B.C.’s Minister of Finance says she’s looking at better consumer protection in the future when it comes to purchasing a home in the province.
“It’s one of the things we are looking at. I also have concerns about people buying a home without doing any inspections whatsoever and the due diligence that needs to go into making such a significant purchase,” B.C. Finance Minister Selina Robinson told Global News.
In an interview with Consumer Matters, Robinson says when it comes to home buying and making legislative changes the province is addressing a number of issues. “That is the blind bidding. That’s looking at home inspections, looking at cooling-off periods. All of these things go into making a good sound decision that I think is reasonable and when we don’t have a heated market we have the opportunity to do all of the above,” Robinson said.
Questionable practices like subject-free offers and blind bidding have left many prospective buyers feeling powerless.

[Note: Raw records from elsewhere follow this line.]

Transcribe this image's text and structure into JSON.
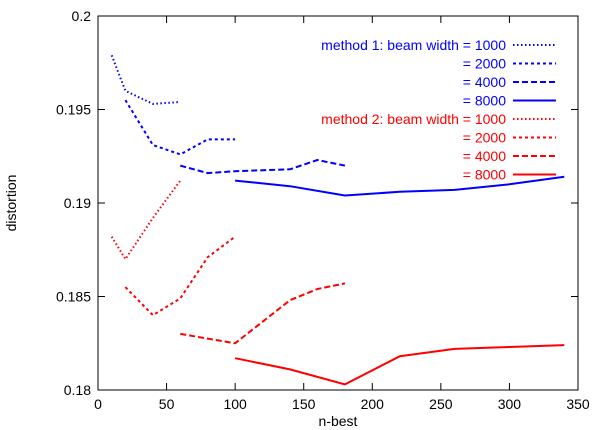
{
  "chart_data": {
    "type": "line",
    "xlabel": "n-best",
    "ylabel": "distortion",
    "xlim": [
      0,
      350
    ],
    "ylim": [
      0.18,
      0.2
    ],
    "xticks": [
      0,
      50,
      100,
      150,
      200,
      250,
      300,
      350
    ],
    "yticks": [
      0.18,
      0.185,
      0.19,
      0.195,
      0.2
    ],
    "ytick_labels": [
      "0.18",
      "0.185",
      "0.19",
      "0.195",
      "0.2"
    ],
    "legend_position": "top-right",
    "legend": [
      {
        "prefix": "method 1:  beam width = ",
        "value": "1000",
        "color": "#0000ff",
        "dash": "dotted"
      },
      {
        "prefix": "= ",
        "value": "2000",
        "color": "#0000ff",
        "dash": "short"
      },
      {
        "prefix": "= ",
        "value": "4000",
        "color": "#0000ff",
        "dash": "medium"
      },
      {
        "prefix": "= ",
        "value": "8000",
        "color": "#0000ff",
        "dash": "solid"
      },
      {
        "prefix": "method 2:  beam width = ",
        "value": "1000",
        "color": "#ff0000",
        "dash": "dotted"
      },
      {
        "prefix": "= ",
        "value": "2000",
        "color": "#ff0000",
        "dash": "short"
      },
      {
        "prefix": "= ",
        "value": "4000",
        "color": "#ff0000",
        "dash": "medium"
      },
      {
        "prefix": "= ",
        "value": "8000",
        "color": "#ff0000",
        "dash": "solid"
      }
    ],
    "series": [
      {
        "method": 1,
        "beam_width": 1000,
        "color": "#0000ff",
        "dash": "dotted",
        "x": [
          10,
          20,
          40,
          60
        ],
        "y": [
          0.1979,
          0.196,
          0.1953,
          0.1954
        ]
      },
      {
        "method": 1,
        "beam_width": 2000,
        "color": "#0000ff",
        "dash": "short",
        "x": [
          20,
          40,
          60,
          80,
          100
        ],
        "y": [
          0.1955,
          0.1931,
          0.1926,
          0.1934,
          0.1934
        ]
      },
      {
        "method": 1,
        "beam_width": 4000,
        "color": "#0000ff",
        "dash": "medium",
        "x": [
          60,
          80,
          100,
          140,
          160,
          180
        ],
        "y": [
          0.192,
          0.1916,
          0.1917,
          0.1918,
          0.1923,
          0.192
        ]
      },
      {
        "method": 1,
        "beam_width": 8000,
        "color": "#0000ff",
        "dash": "solid",
        "x": [
          100,
          140,
          180,
          220,
          260,
          300,
          340
        ],
        "y": [
          0.1912,
          0.1909,
          0.1904,
          0.1906,
          0.1907,
          0.191,
          0.1914
        ]
      },
      {
        "method": 2,
        "beam_width": 1000,
        "color": "#ff0000",
        "dash": "dotted",
        "x": [
          10,
          20,
          40,
          60
        ],
        "y": [
          0.1882,
          0.187,
          0.1892,
          0.1912
        ]
      },
      {
        "method": 2,
        "beam_width": 2000,
        "color": "#ff0000",
        "dash": "short",
        "x": [
          20,
          40,
          60,
          80,
          100
        ],
        "y": [
          0.1855,
          0.184,
          0.1849,
          0.1871,
          0.1882
        ]
      },
      {
        "method": 2,
        "beam_width": 4000,
        "color": "#ff0000",
        "dash": "medium",
        "x": [
          60,
          100,
          140,
          160,
          180
        ],
        "y": [
          0.183,
          0.1825,
          0.1848,
          0.1854,
          0.1857
        ]
      },
      {
        "method": 2,
        "beam_width": 8000,
        "color": "#ff0000",
        "dash": "solid",
        "x": [
          100,
          140,
          180,
          220,
          260,
          300,
          340
        ],
        "y": [
          0.1817,
          0.1811,
          0.1803,
          0.1818,
          0.1822,
          0.1823,
          0.1824
        ]
      }
    ]
  }
}
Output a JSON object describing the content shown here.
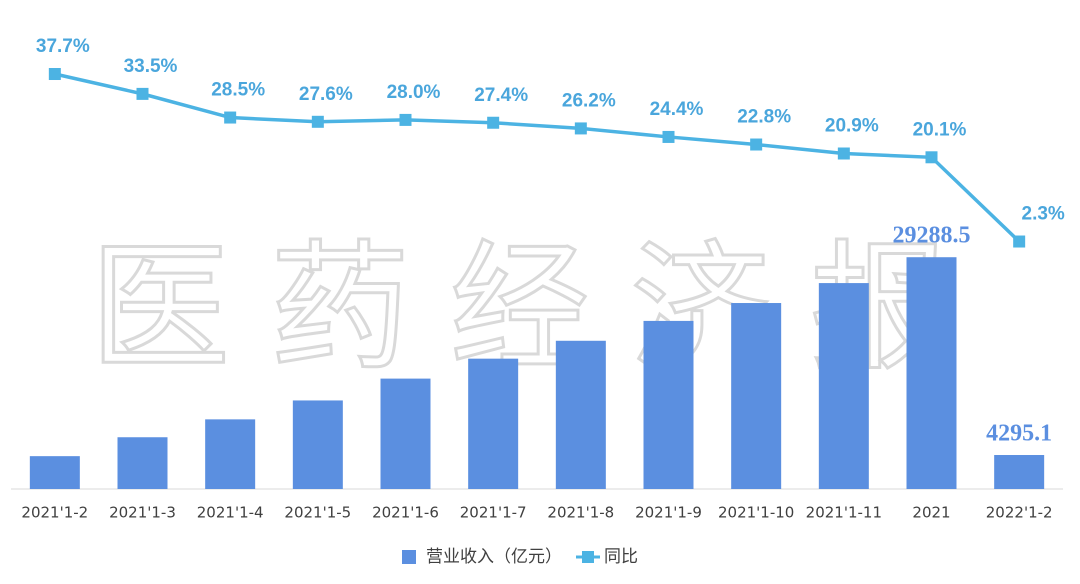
{
  "chart_data": {
    "type": "bar-line",
    "watermark": "医药经济报",
    "categories": [
      "2021'1-2",
      "2021'1-3",
      "2021'1-4",
      "2021'1-5",
      "2021'1-6",
      "2021'1-7",
      "2021'1-8",
      "2021'1-9",
      "2021'1-10",
      "2021'1-11",
      "2021",
      "2022'1-2"
    ],
    "series": [
      {
        "name": "营业收入（亿元）",
        "color": "#5b8fe0",
        "type": "bar",
        "values": [
          4150,
          6540,
          8800,
          11190,
          13950,
          16470,
          18730,
          21240,
          23500,
          26020,
          29288.5,
          4295.1
        ],
        "value_labels": [
          null,
          null,
          null,
          null,
          null,
          null,
          null,
          null,
          null,
          null,
          "29288.5",
          "4295.1"
        ]
      },
      {
        "name": "同比",
        "color": "#4cb3e3",
        "type": "line",
        "axis": "y2",
        "values": [
          37.7,
          33.5,
          28.5,
          27.6,
          28.0,
          27.4,
          26.2,
          24.4,
          22.8,
          20.9,
          20.1,
          2.3
        ],
        "value_labels": [
          "37.7%",
          "33.5%",
          "28.5%",
          "27.6%",
          "28.0%",
          "27.4%",
          "26.2%",
          "24.4%",
          "22.8%",
          "20.9%",
          "20.1%",
          "2.3%"
        ]
      }
    ],
    "ylim": [
      0,
      58000
    ],
    "y2lim": [
      -50,
      47
    ]
  }
}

Recently, Kamloops resident Blaine Thompson experienced blind bidding when he made an offer on a home – a practice where homebuyers are kept in the dark of other competing offers. “It’s like playing roulette with people’s lives,” Thompson said. “It’s completely disheartening because you are throwing a random amount of money which often it can be an entire year’s salary thrown out there.”
Thompson says he would like to see greater transparency.
“I would be quite happy if they had a system where the bidding was still open. The bidders themselves were anonymous, but the prices are listed,” said Thompson.
Andy Yan, director of Simon Fraser University’s City program says he’s concerned about the level of risk when engaging in practices like blind bidding, especially for young families.
“I think what bothers me about this practice is that what perhaps is the biggest purchase in the lives of most Canadians, you have more protections buying something on eBay than you have making this type of purchase,” Yan said.
Yan added the public needs to call for a level of accountability from the government to provide better protection for consumers. “If the existing leaders don’t have the political will then it’s a demand for new leadership or for leaders who do have the political will,” he said.
Vancouver realtor Steve Saretsky says there’s no easy fix to tackling practices like blind bidding. He says looking at a mandatory system similar to Ontario where the number of competing bids are disclosed may be an option.
“So it says Joe from Remax has submitted an offer and Steve from Sutton has submitted an offer and everyone can verify two offers have been registered. Now, you may not get the price or the terms, fair enough, but at least you can verify there are at least two offers on the property,” Saretsky explained.
Consumer Matters asked Robinson if there was a timeline for bringing in more consumer protection.
“If we can move quickly we will. Some things that may be more stringent will take longer,” she said. “We are looking at all things because at the end of the day what we want is the consumer to have the space and the time and the knowledge to make a well-informed decision and to not get caught.”